A Game 1 in a potential Dodgers-Yankees World Series this season is not likely to hit a mark over 40 million viewers, but it would figure to be a significant upgrade over recent viewership with stars like Mookie Betts, Shohei Ohtani, Aaron Judge and Juan Soto all on the field.

That collision of star power will be on the field this weekend, and doesn’t even consider other stars like Freddie Freeman, Tyler Glasnow, Giancarlo Stanton and rookie sensation Luis Gil. In Sunday’s series finale, Glasnow and Gil are expected to face off.

One hiccup for the weekend is that Soto is dealing with forearm discomfort and is scheduled to have an MRI on Friday afternoon. He has not yet been ruled out of any games on the weekend.

It should come as no surprise that all three games of the upcoming series will be available to a national audience. Apple TV will carry Friday’s opener, FOX will televise Saturday’s game and ESPN will carry the action Sunday.

For Judge, the weekend could provide a chance at revenge of sorts. It was during last season’s series between the teams at Los Angeles when Judge tore a toe ligament after meeting up with something of an architectural quirk at Dodger Stadium. A concrete curb runs under the gate to the right-field bullpen and Judge kicked it when crashing into the fence while making the catch on a J.D. Martinez drive.
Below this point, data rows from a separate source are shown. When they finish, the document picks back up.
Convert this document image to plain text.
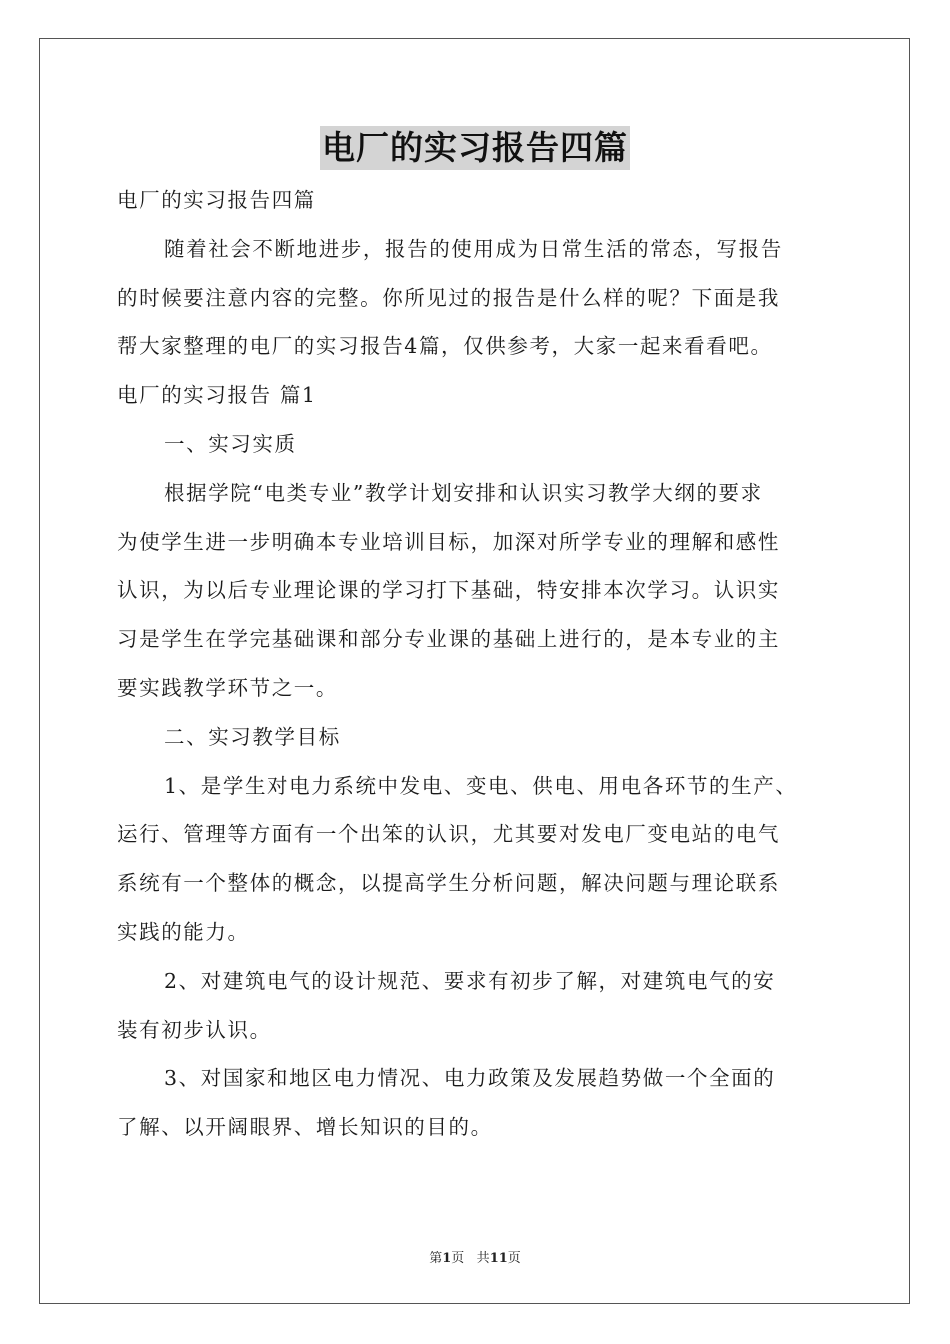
电厂的实习报告四篇
电厂的实习报告四篇
随着社会不断地进步，报告的使用成为日常生活的常态，写报告
的时候要注意内容的完整。你所见过的报告是什么样的呢？下面是我
帮大家整理的电厂的实习报告4篇，仅供参考，大家一起来看看吧。
电厂的实习报告 篇1
一、实习实质
根据学院“电类专业”教学计划安排和认识实习教学大纲的要求
为使学生进一步明确本专业培训目标，加深对所学专业的理解和感性
认识，为以后专业理论课的学习打下基础，特安排本次学习。认识实
习是学生在学完基础课和部分专业课的基础上进行的，是本专业的主
要实践教学环节之一。
二、实习教学目标
1、是学生对电力系统中发电、变电、供电、用电各环节的生产、
运行、管理等方面有一个出笨的认识，尤其要对发电厂变电站的电气
系统有一个整体的概念，以提高学生分析问题，解决问题与理论联系
实践的能力。
2、对建筑电气的设计规范、要求有初步了解，对建筑电气的安
装有初步认识。
3、对国家和地区电力情况、电力政策及发展趋势做一个全面的
了解、以开阔眼界、增长知识的目的。
第1页 共11页
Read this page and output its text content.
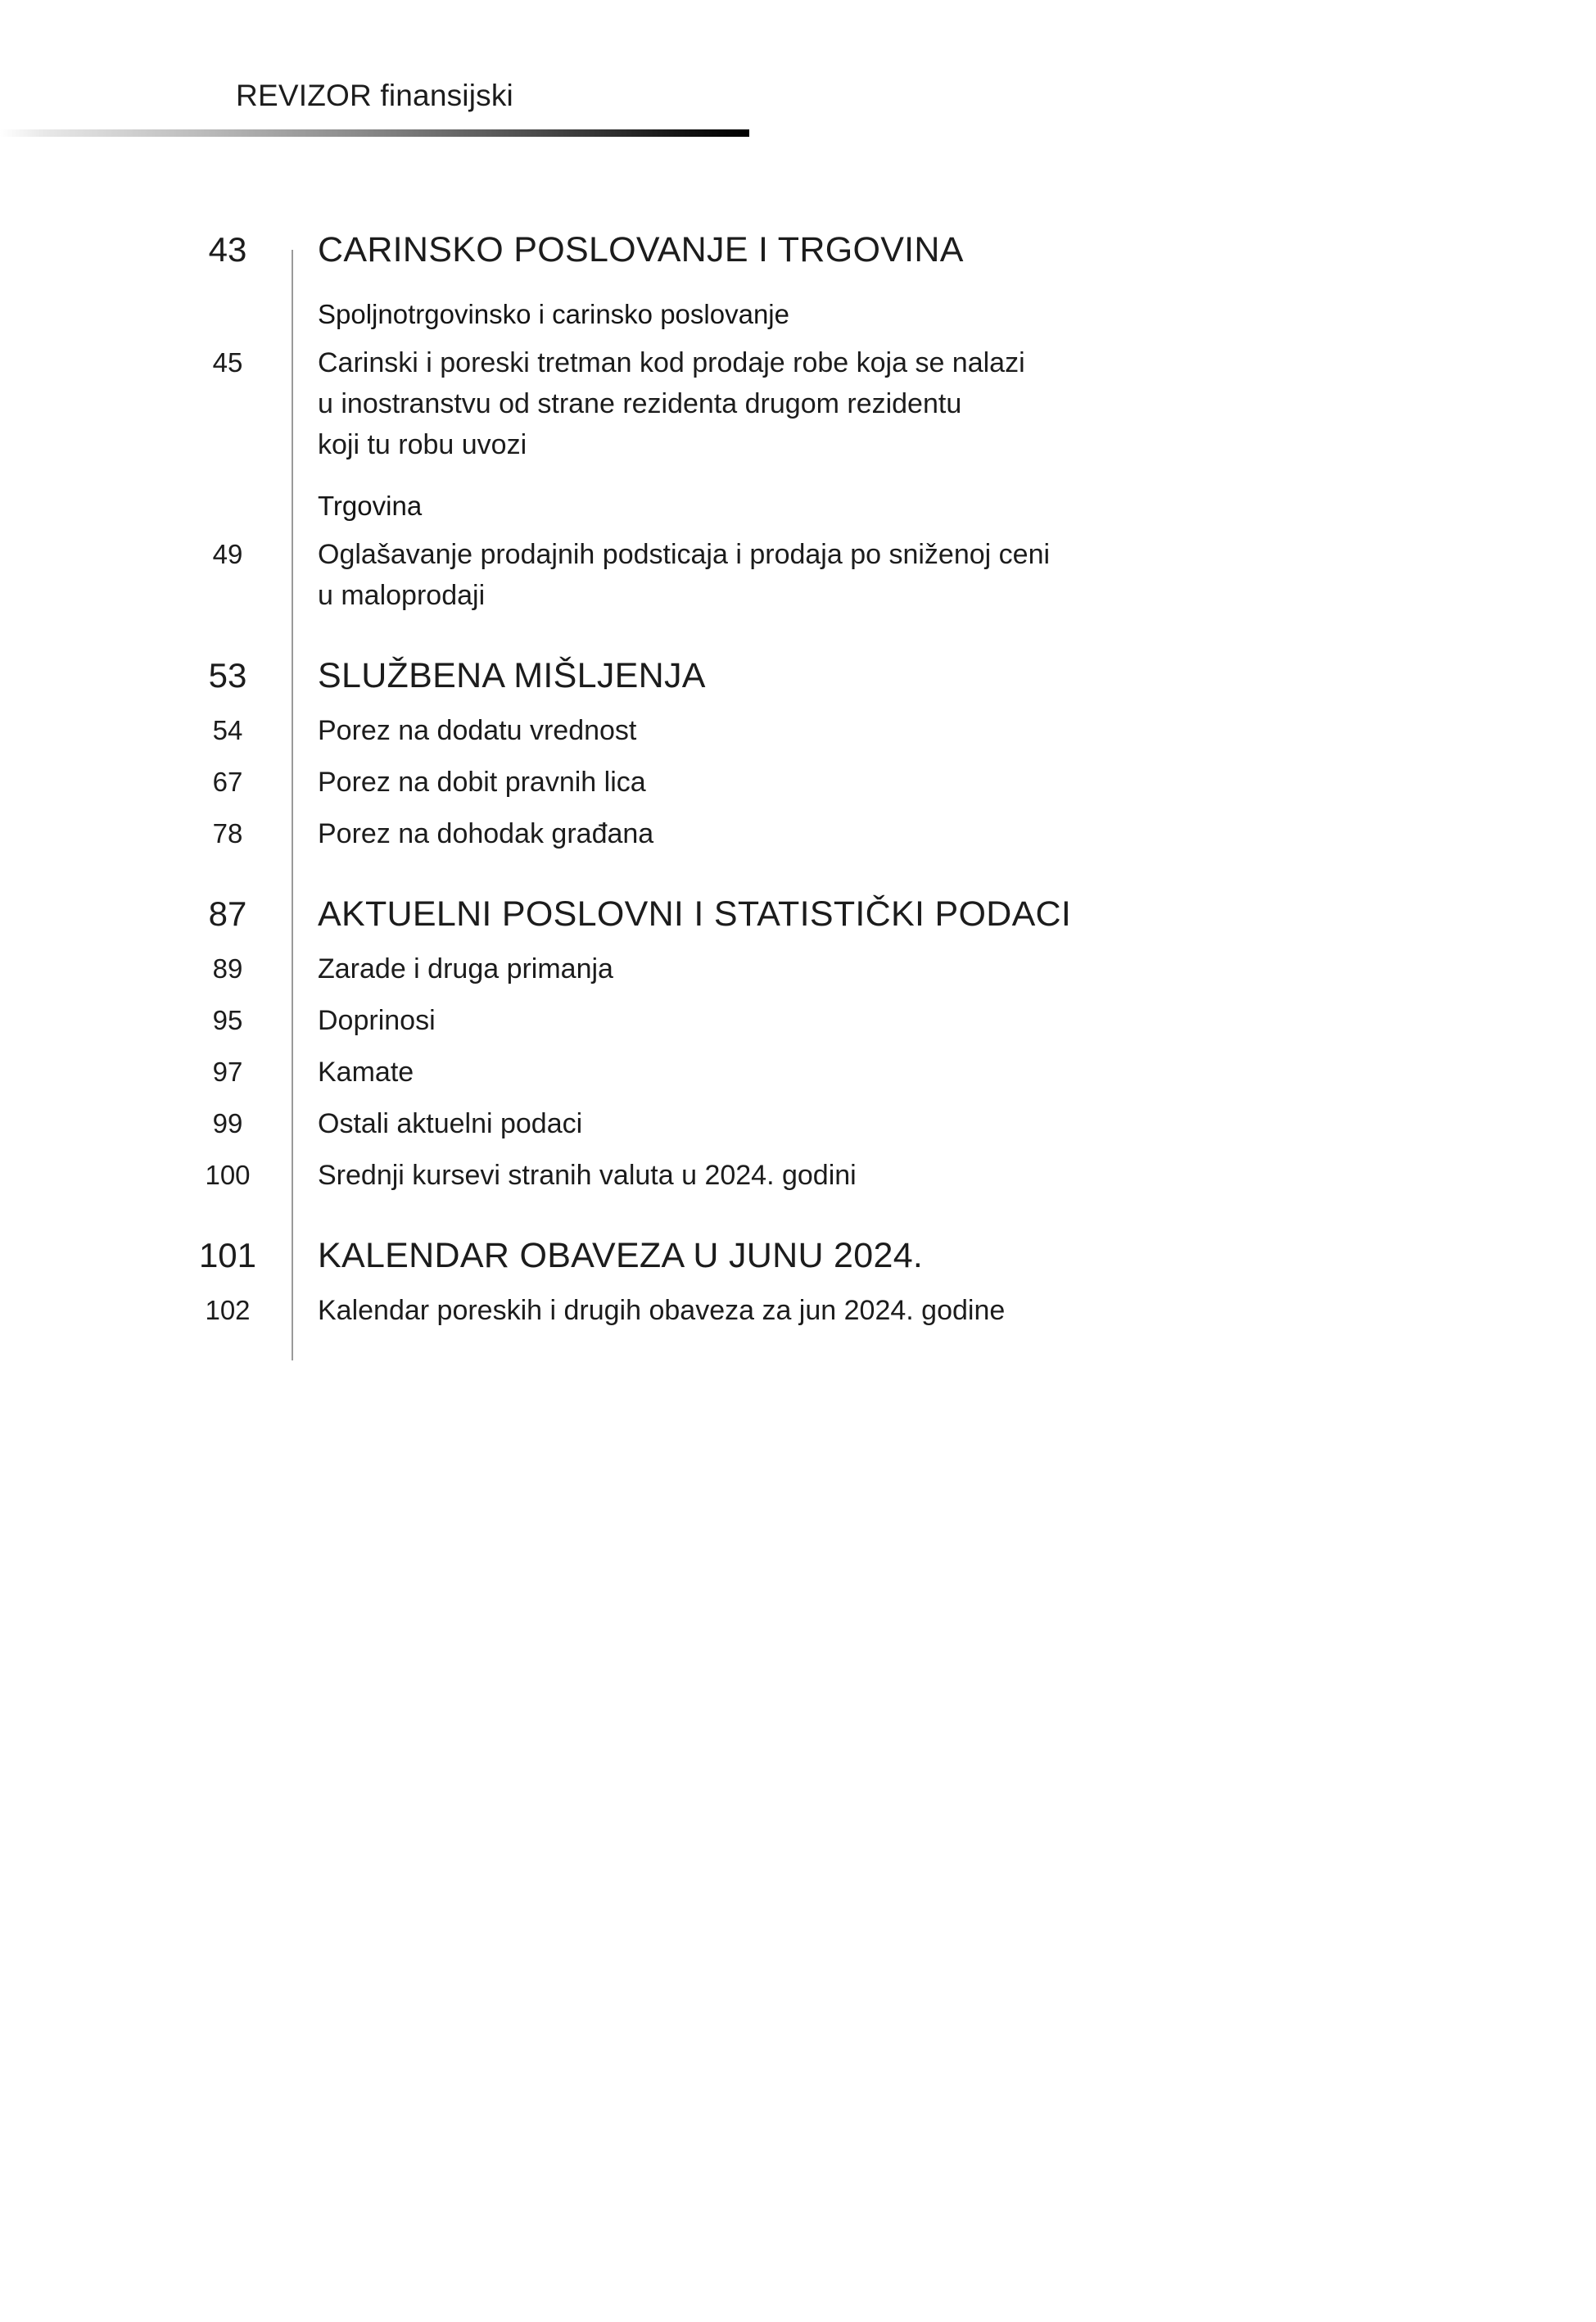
REVIZOR finansijski
43	CARINSKO POSLOVANJE I TRGOVINA
Spoljnotrgovinsko i carinsko poslovanje
45	Carinski i poreski tretman kod prodaje robe koja se nalazi
u inostranstvu od strane rezidenta drugom rezidentu
koji tu robu uvozi
Trgovina
49	Oglašavanje prodajnih podsticaja i prodaja po sniženoj ceni
u maloprodaji
53	SLUŽBENA MIŠLJENJA
54	Porez na dodatu vrednost
67	Porez na dobit pravnih lica
78	Porez na dohodak građana
87	AKTUELNI POSLOVNI I STATISTIČKI PODACI
89	Zarade i druga primanja
95	Doprinosi
97	Kamate
99	Ostali aktuelni podaci
100	Srednji kursevi stranih valuta u 2024. godini
101	KALENDAR OBAVEZA U JUNU 2024.
102	Kalendar poreskih i drugih obaveza za jun 2024. godine
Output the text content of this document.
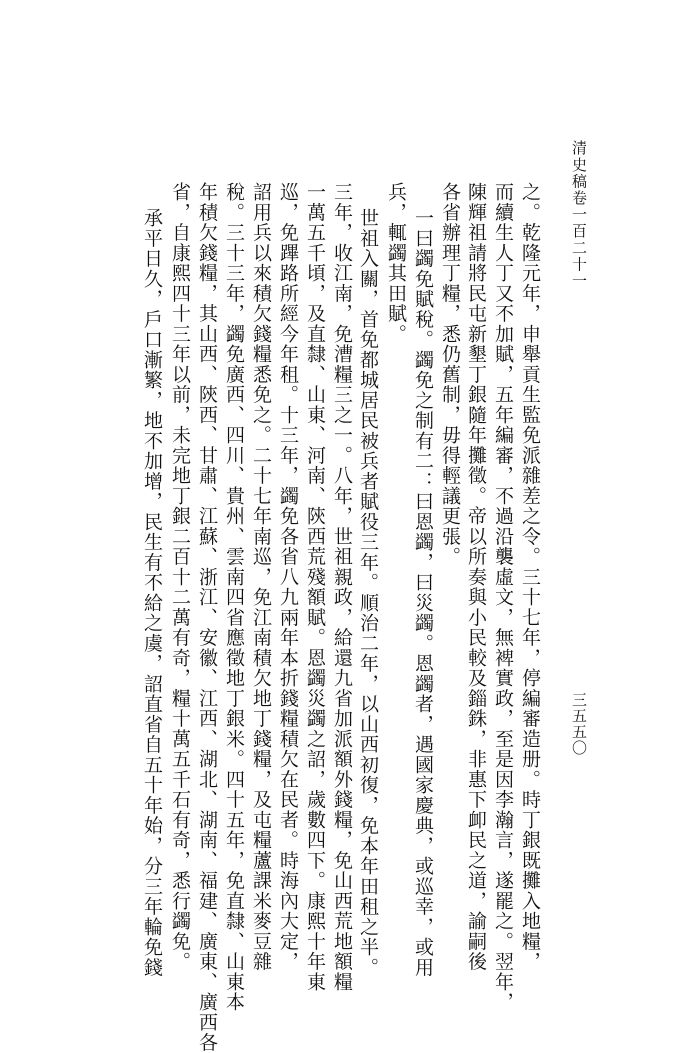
清史稿卷一百二十一
三五五〇
之。乾隆元年，申舉貢生監免派雜差之令。三十七年，停編審造册。時丁銀既攤入地糧，
而續生人丁又不加賦，五年編審，不過沿襲虛文，無裨實政，至是因李瀚言，遂罷之。翌年，
陳輝祖請將民屯新墾丁銀隨年攤徵。帝以所奏與小民較及錙銖，非惠下卹民之道，諭嗣後
各省辦理丁糧，悉仍舊制，毋得輕議更張。
一曰蠲免賦稅。蠲免之制有二：曰恩蠲，曰災蠲。恩蠲者，遇國家慶典，或巡幸，或用
兵，輒蠲其田賦。
世祖入關，首免都城居民被兵者賦役三年。順治二年，以山西初復，免本年田租之半。
三年，收江南，免漕糧三之一。八年，世祖親政，給還九省加派額外錢糧，免山西荒地額糧
一萬五千頃，及直隸、山東、河南、陝西荒殘額賦。恩蠲災蠲之詔，歲數四下。康熙十年東
巡，免蹕路所經今年租。十三年，蠲免各省八九兩年本折錢糧積欠在民者。時海內大定，
詔用兵以來積欠錢糧悉免之。二十七年南巡，免江南積欠地丁錢糧，及屯糧蘆課米麥豆雜
稅。三十三年，蠲免廣西、四川、貴州、雲南四省應徵地丁銀米。四十五年，免直隸、山東本
年積欠錢糧，其山西、陝西、甘肅、江蘇、浙江、安徽、江西、湖北、湖南、福建、廣東、廣西各
省，自康熙四十三年以前，未完地丁銀二百十二萬有奇，糧十萬五千石有奇，悉行蠲免。
承平日久，戶口漸繁，地不加增，民生有不給之虞，詔直省自五十年始，分三年輪免錢
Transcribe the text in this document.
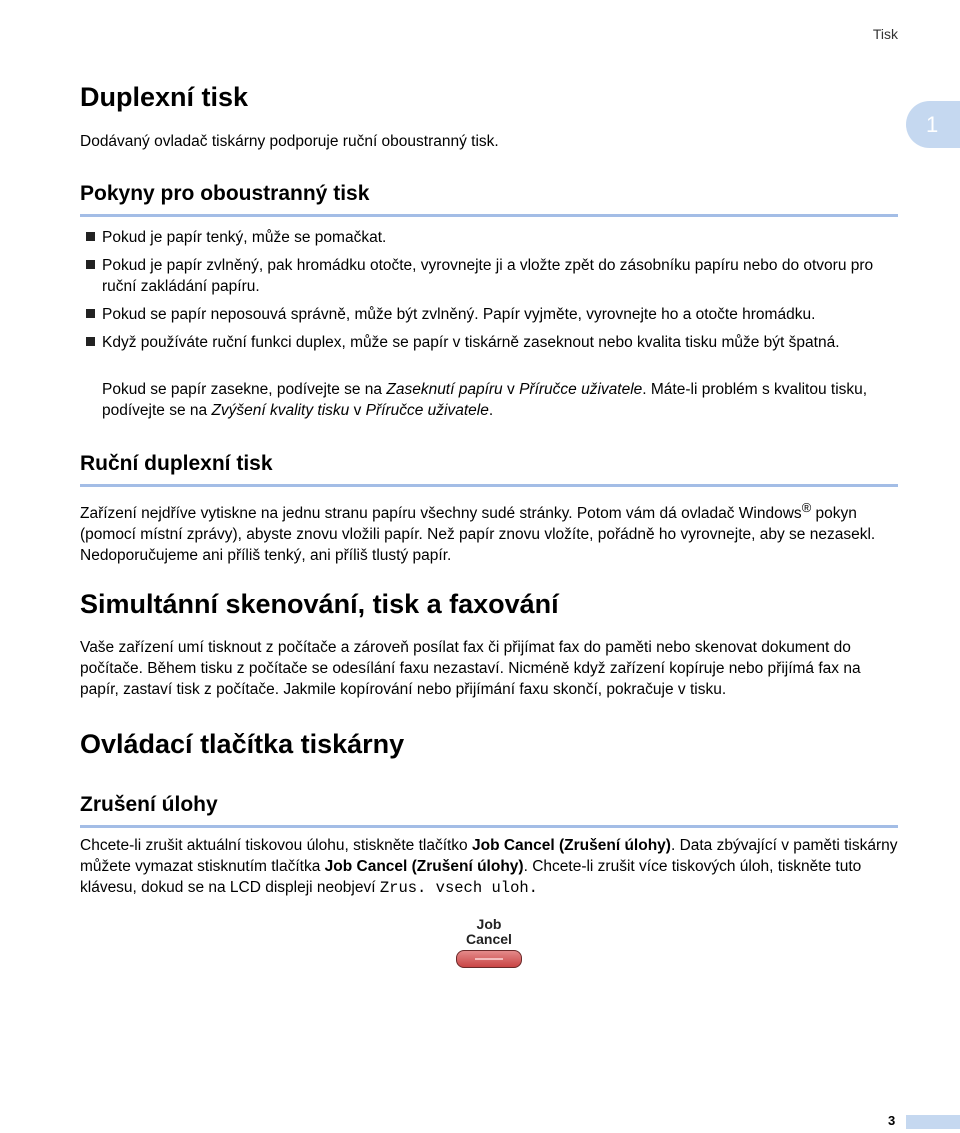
Tisk
1
Duplexní tisk

Dodávaný ovladač tiskárny podporuje ruční oboustranný tisk.

Pokyny pro oboustranný tisk
Pokud je papír tenký, může se pomačkat.
Pokud je papír zvlněný, pak hromádku otočte, vyrovnejte ji a vložte zpět do zásobníku papíru nebo do otvoru pro ruční zakládání papíru.
Pokud se papír neposouvá správně, může být zvlněný. Papír vyjměte, vyrovnejte ho a otočte hromádku.
Když používáte ruční funkci duplex, může se papír v tiskárně zaseknout nebo kvalita tisku může být špatná.

Pokud se papír zasekne, podívejte se na Zaseknutí papíru v Příručce uživatele. Máte-li problém s kvalitou tisku, podívejte se na Zvýšení kvality tisku v Příručce uživatele.

Ruční duplexní tisk

Zařízení nejdříve vytiskne na jednu stranu papíru všechny sudé stránky. Potom vám dá ovladač Windows® pokyn (pomocí místní zprávy), abyste znovu vložili papír. Než papír znovu vložíte, pořádně ho vyrovnejte, aby se nezasekl. Nedoporučujeme ani příliš tenký, ani příliš tlustý papír.

Simultánní skenování, tisk a faxování

Vaše zařízení umí tisknout z počítače a zároveň posílat fax či přijímat fax do paměti nebo skenovat dokument do počítače. Během tisku z počítače se odesílání faxu nezastaví. Nicméně když zařízení kopíruje nebo přijímá fax na papír, zastaví tisk z počítače. Jakmile kopírování nebo přijímání faxu skončí, pokračuje v tisku.

Ovládací tlačítka tiskárny
Zrušení úlohy

Chcete-li zrušit aktuální tiskovou úlohu, stiskněte tlačítko Job Cancel (Zrušení úlohy). Data zbývající v paměti tiskárny můžete vymazat stisknutím tlačítka Job Cancel (Zrušení úlohy). Chcete-li zrušit více tiskových úloh, tiskněte tuto klávesu, dokud se na LCD displeji neobjeví Zrus. vsech uloh.

Job
Cancel
3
Judge ended up missing 42 consecutive games, while essentially losing out on a chance to defend his MVP Award from 2022. He was reduced to 37 home runs in 106 games last season after he hit an American League record 62 in 157 games the prior season.

The Dodgers will meet up with a pair of former teammates in left-handers Caleb Ferguson and Victor Gonzalez.

Ferguson was traded for minor leaguer Christian Zazueta (3-0, 1.93 ERA in five rookie league starts) and left-hander Matt Gage (3.48 ERA at Triple-A Oklahoma City). Gonzalez was traded, along with infielder Jorbit Vivas, for infielder Trey Sweeney (nine home runs, 37 RBIs at Oklahoma City).

Despite losing the pair of high-leverage lefties, the Dodgers’ bullpen leads the NL with a 3.07 ERA.

The Dodgers bullpen figures to be tested with the Yankees offense second in baseball with 93 home runs and a .440 slugging percentage. What does not bode well is that the Dodgers committed three errors in an 11-7 victory at Pittsburgh on Thursday and gave up an unearned run.

“I don’t want to go into every play,” Dodgers manager Dave Roberts said, “but it was the worst defensive game we played all year.”